Chuck Hull “Dünya artık bildiğimiz gibi olmayacak” demişti bir röportajında. Takvimler 1980 yılını gösterdiğinde aklında yeni bir makina fikri vardı.

Bu makina doğrudan üç boyutlu nesneler üretecekti. 3 boyutlu yazıcı fikrini ilk ortaya atan ve 1986 yılında patentini alan bu mucidin ilk çalışmasından ortaya çıkan bir kahve fincanı üretebilmişti.
Basın toplantıları, tanıtımlar derken Hull’un icadı büyük bir merak ve heyecanla karşılandı. Ama dönemin ekonomik koşulları, özellikle Abd’nin Japonya karşısında, otomotiv pazarında geri kalmasıyla, öncelikler değişmiş Hull’a göre “gizli müthiş silah” olan bu teknoloji bir süre unutulmuş, geri plana atılmışı.
Ta ki 2004 yılına dek!
İngiltere’deki Bath üniversitesinde makine mühendisliği bölümünde bir öğretim görevlisi olan Adrian Bowyer, kendi bileşenlerinin çoğunu basabilen bir 3 boyutlu yazıcı oluşturmayı amaçlayan açık kaynaklı bir proje olan RepRap projesini geliştirdi.
Sadece 4 yıl sonra Hollanda’da boyutlu yazıcı üretmek amacıyla Shapeways isimli bir şirket kuruldu.
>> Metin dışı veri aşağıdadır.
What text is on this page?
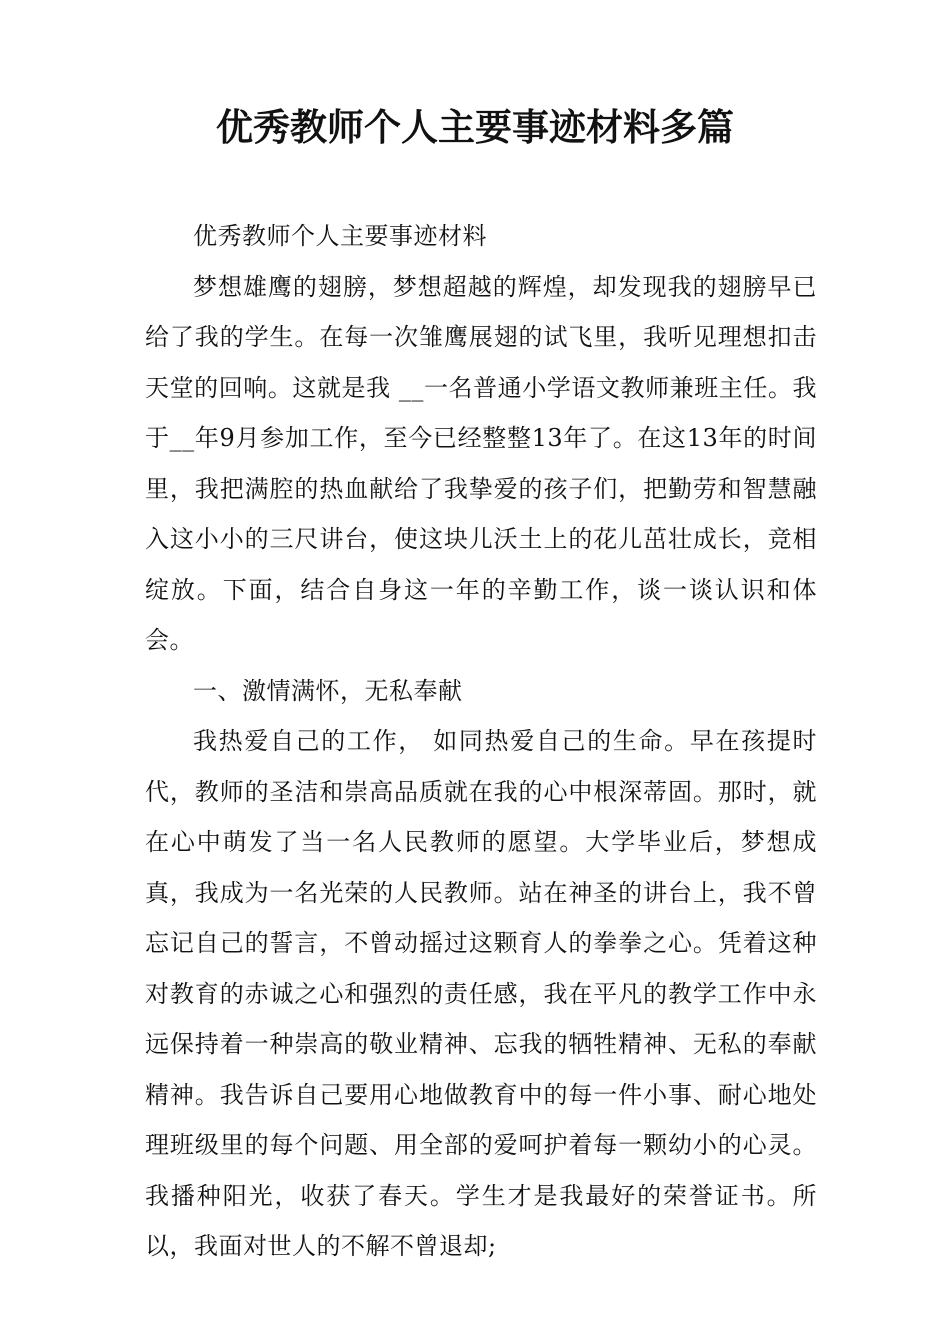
优秀教师个人主要事迹材料多篇

优秀教师个人主要事迹材料

梦想雄鹰的翅膀，梦想超越的辉煌，却发现我的翅膀早已给了我的学生。在每一次雏鹰展翅的试飞里，我听见理想扣击天堂的回响。这就是我 __一名普通小学语文教师兼班主任。我于__年9月参加工作，至今已经整整13年了。在这13年的时间里，我把满腔的热血献给了我挚爱的孩子们，把勤劳和智慧融入这小小的三尺讲台，使这块儿沃土上的花儿茁壮成长，竞相绽放。下面，结合自身这一年的辛勤工作，谈一谈认识和体会。

一、激情满怀，无私奉献

我热爱自己的工作， 如同热爱自己的生命。早在孩提时代，教师的圣洁和崇高品质就在我的心中根深蒂固。那时，就在心中萌发了当一名人民教师的愿望。大学毕业后，梦想成真，我成为一名光荣的人民教师。站在神圣的讲台上，我不曾忘记自己的誓言，不曾动摇过这颗育人的拳拳之心。凭着这种对教育的赤诚之心和强烈的责任感，我在平凡的教学工作中永远保持着一种崇高的敬业精神、忘我的牺牲精神、无私的奉献精神。我告诉自己要用心地做教育中的每一件小事、耐心地处理班级里的每个问题、用全部的爱呵护着每一颗幼小的心灵。我播种阳光，收获了春天。学生才是我最好的荣誉证书。所以，我面对世人的不解不曾退却;
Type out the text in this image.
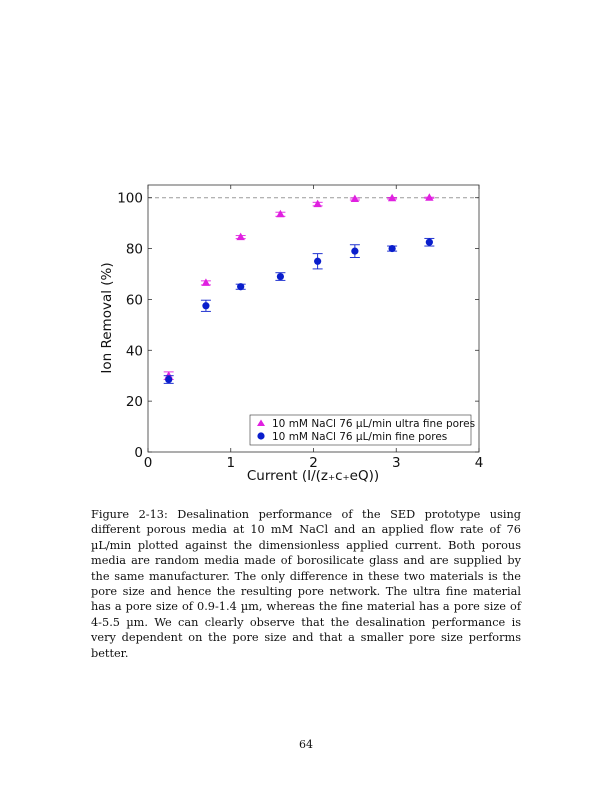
0	1	2	3	4
0
20
40
60
80
100
Current (I/(z₊c₊eQ))
Ion Removal (%)
10 mM NaCl 76 µL/min ultra fine pores
10 mM NaCl 76 µL/min fine pores

Figure 2-13: Desalination performance of the SED prototype using different porous media at 10 mM NaCl and an applied flow rate of 76 µL/min plotted against the dimensionless applied current. Both porous media are random media made of borosilicate glass and are supplied by the same manufacturer. The only difference in these two materials is the pore size and hence the resulting pore network. The ultra fine material has a pore size of 0.9-1.4 µm, whereas the fine material has a pore size of 4-5.5 µm. We can clearly observe that the desalination performance is very dependent on the pore size and that a smaller pore size performs better.

64
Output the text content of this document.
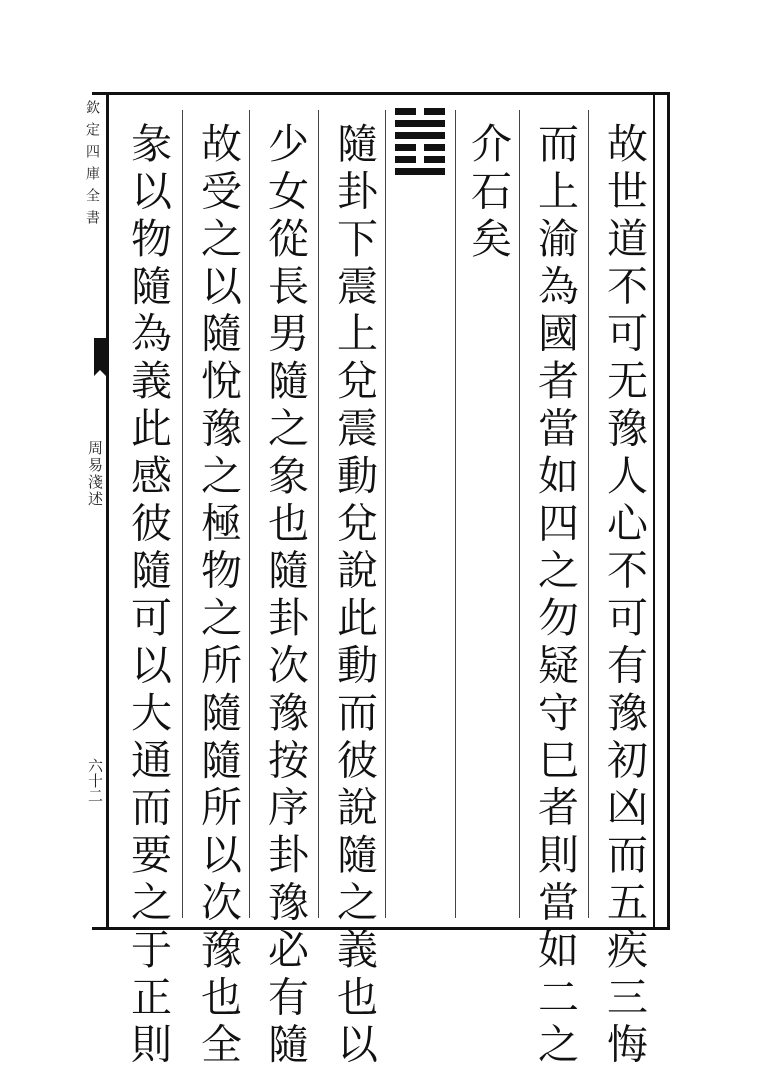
欽定四庫全書
周易淺述
六十二	故世道不可无豫人心不可有豫初凶而五疾三悔
而上渝為國者當如四之勿疑守巳者則當如二之
介石矣
隨卦下震上兌震動兌說此動而彼說隨之義也以
少女從長男隨之象也隨卦次豫按序卦豫必有隨
故受之以隨悅豫之極物之所隨隨所以次豫也全
彖以物隨為義此感彼隨可以大通而要之于正則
Tıpkı kendinden önceki RepRap gibi bu da açık kaynaklı projeler geliştiriyordu.
Ulaşılabilir bilginin kolay edinmeye başlamasıyla da 3 boyutlu yazıcılar kurum ve şirketlerden ziyade normal kullanıcılara ulaşmaya başladı. 2008 yılında RepRap sisteminin elde ettiği başarıdan sonra oluşturulan Makerbot, kendi 3 boyutlu yazıcılarını ya da 3 boyutlu baskı ürünlerini oluşturmak isteyen insanlar için açık kaynaklı “Kendi Başına Yap” kitleri üretti. O zamandan beri 100.000’den fazla kit satışı gerçekleştirdi.
Günümüze gelirsek eğer 3 boyutlu yazıcıların o kahve fincanı üretmekten çok daha farklı işlevlere büründüğünü görebiliyoruz.
Araba, uçak parçaları, tekstil, gıda… Aklınıza gelebilecek hemen her şey bu 3 boyutlu yazıcılarla üretebiliyoruz.
En önemli gelişmelerden biri 2019 yılında Tel Aviv Üniversitesi'nde insan dokuları kullanılarak, mikron seviyesinde çalışabilen geliştirilmiş 3 boyutlu yazıcıda, yaklaşık tavşan kalbi boyutunda bir yapay kalp elde ettiler.
Şuan dünya da kayıtlı olarak organ bağışı bekleyen bir milyon civarında hasta var. Türkiye de ise bu sayı 2019 yılında 26 bin 524. Ne yazık ki organ bağışı konusunda çokta bilinçli değiliz. Her zaman ki gibi konu kendimiz olunca çok rahat davranabiliyoruz.
Belki de gelişen teknoloji bu hastalara fayda sağlayacak en önemlisi ise bu sistemlerin çoğu geliştirilebilir ve inovasyona son derce açık olması. Tamamen hayal gücüne kalmış bir durum tabi teknik becerinin yanında. Açık kaynak olması bu teknolojinin büyük kapital şirketlerin kontrolünün dışında olmasıda en büyük avantajlarından.
Ya milyonlarca hastaya umut olacak bu projelere ihtiyacımız kalmasaydı…
Türkiye Organ Nakli Vakfı Başkanı Eyüp Kahveci “Sağlık Bakanlığının son verilerine göre ocak ayından ekim sonuna kadar toplamda bin 921 beyin ölümü tespiti yapıldı. Bunlardan ancak 521’inin yakınları tarafından organ bağışına izin verildi.”
Bir aralar lüks arabasını mezara gömen Brezilyalı bir milyoner vardı. Herkesin saçma sapan bir olay gibi lanse ettiği bu durumu; “Birçok insan benim bu arabamdan çok değerli bir şeyi sürekli toprağa gömüyor. Kalpler, karaciğerler, akciğerler, gözler ve böbrekler toprağa gömülüyor. Bu aptalca. Dışarıda organ nakli bekleyen o kadar çok insan varken bu sağlıklı organları gömüyoruz.” diyerek cevap vermişti.
Belki bir gün yapay organlara ulaşılabilirlik kolaylaşacak ama o güne dek birilerine umut olabileceğimiz gerçeğini hiç unutmasak mı?